My Grandmother was a cheerful soul, and even after seven enthusiastic kisses for my family, her lips were still wet and moist for my rosy cheek. My Grandmother was pregnant twenty two times, sixteen children lived long healthy lives, six were still births. They lived on a farm, all did well for themselves, some are even millionaires today.

Those summers visiting as a child were and still are quite important to me as they put me in touch with a huge extended family full of love and recognition. Everywhere I went in that town, it seemed I was related and a part of the community. People would refer to my Grand Mother as the Queen of St.  Augustine. As a small child it gave me a sense of belonging.

Many years later, living in Toronto, I was maybe sixteen, my sisters were long gone. My older brothers in a world all their own. It was my Grandmothers eighty fifth birthday and a great reunion was arranged. By this time her sixteen offspring with husbands, wives,  children, grandchildren and great grandchildren numbered three hundred and sixty two. 

I personally was excited to visit my cousins who I spent many long lazy days playing crazy eights, wandering the old musty barn, running past the old chicken coop that still smelled like ammonia twenty years after the last hen was chicken dinner.

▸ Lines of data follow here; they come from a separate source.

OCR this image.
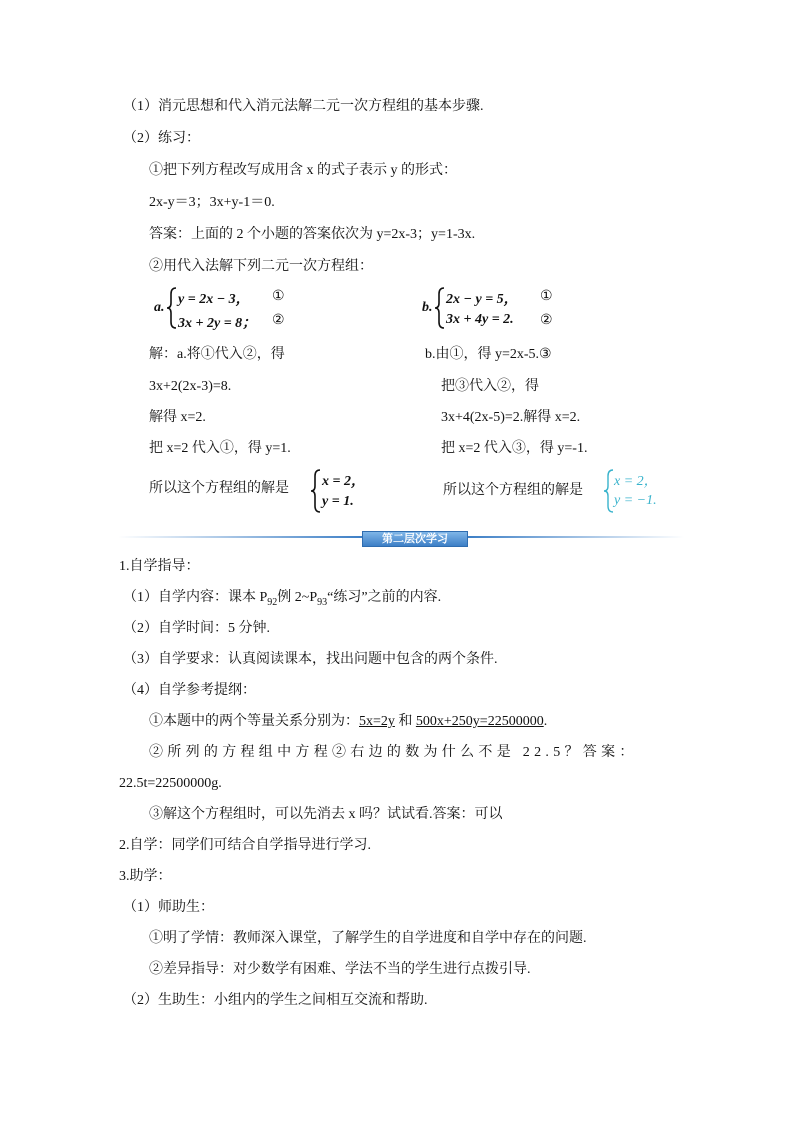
（1）消元思想和代入消元法解二元一次方程组的基本步骤.
（2）练习：
①把下列方程改写成用含 x 的式子表示 y 的形式：
2x-y＝3；3x+y-1＝0.
答案：上面的 2 个小题的答案依次为 y=2x-3；y=1-3x.
②用代入法解下列二元一次方程组：
a.
y = 2x − 3，
3x + 2y = 8；
①
②
b.
2x − y = 5，
3x + 4y = 2.
①
②
解：a.将①代入②，得
3x+2(2x-3)=8.
解得 x=2.
把 x=2 代入①，得 y=1.
所以这个方程组的解是 x = 2，
y = 1.
b.由①，得 y=2x-5.③
把③代入②，得
3x+4(2x-5)=2.解得 x=2.
把 x=2 代入③，得 y=-1.
所以这个方程组的解是
x = 2，
y = −1.
第二层次学习
1.自学指导：
（1）自学内容：课本 $P_{92}$例 $2\sim P_{93}“$练习”之前的内容.
（2）自学时间：5 分钟.
（3）自学要求：认真阅读课本，找出问题中包含的两个条件.
（4）自学参考提纲：
①本题中的两个等量关系分别为：5x=2y 和 500x+250y=22500000.
②所列的方程组中方程②右边的数为什么不是 22.5？答案：
22.5t=22500000g.
③解这个方程组时，可以先消去 x 吗？试试看.答案：可以
2.自学：同学们可结合自学指导进行学习.
3.助学：
（1）师助生：
①明了学情：教师深入课堂，了解学生的自学进度和自学中存在的问题.
②差异指导：对少数学有困难、学法不当的学生进行点拨引导.
（2）生助生：小组内的学生之间相互交流和帮助.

Sure enough it was a grand occasion, the parking was like Mosport  in Ontario during summer break. All these people were direct descendants of my Grand Mama. I was so proud to be a part of this grand occasion.

Later on that evening I saw outside all my cousins I used to play with when I was a kid visiting them. They were smoking cigarettes drinking beer having a great time. I excitedly joined them. They were unsure of who I was. I explained in my  Ontario learned french language who I was with great excitement. I hoped they would remember the memories we shared, the childhood innocence as we explored my grand parents farm. I was expecting them to jump up and give me a big loving hug as they did when we were children.

The cousin, I was closest to as a young boy, her name was Madeline said , "Ta gueule estie d'tete Caree". Which means, shut up square head. It is a derogatory term for  an English speaking person. I left the area, went back inside, kissed my grandmother for the last time, she always had a cheerful demeanor, went back to my Aunts home, fell asleep and never forgot.

On the license plates of Quebec the moto is, Je me souviens, which means "I remember". This refers to how France turned its back on New France in their time of need. How ironic, we will never learn.

I remember
I remember.


Note: My Grandmother, took up smoking for the first time at eighty years old. She said, with a boisterous laugh, "it can't kill me now, there isn't enough time."

At that time she also started to smoke pot, giggling as she drew another toke, "what are they going to do, throw me in jail ?"  Today I would answer her, "No, no Grandmama, this is Canada not the USA."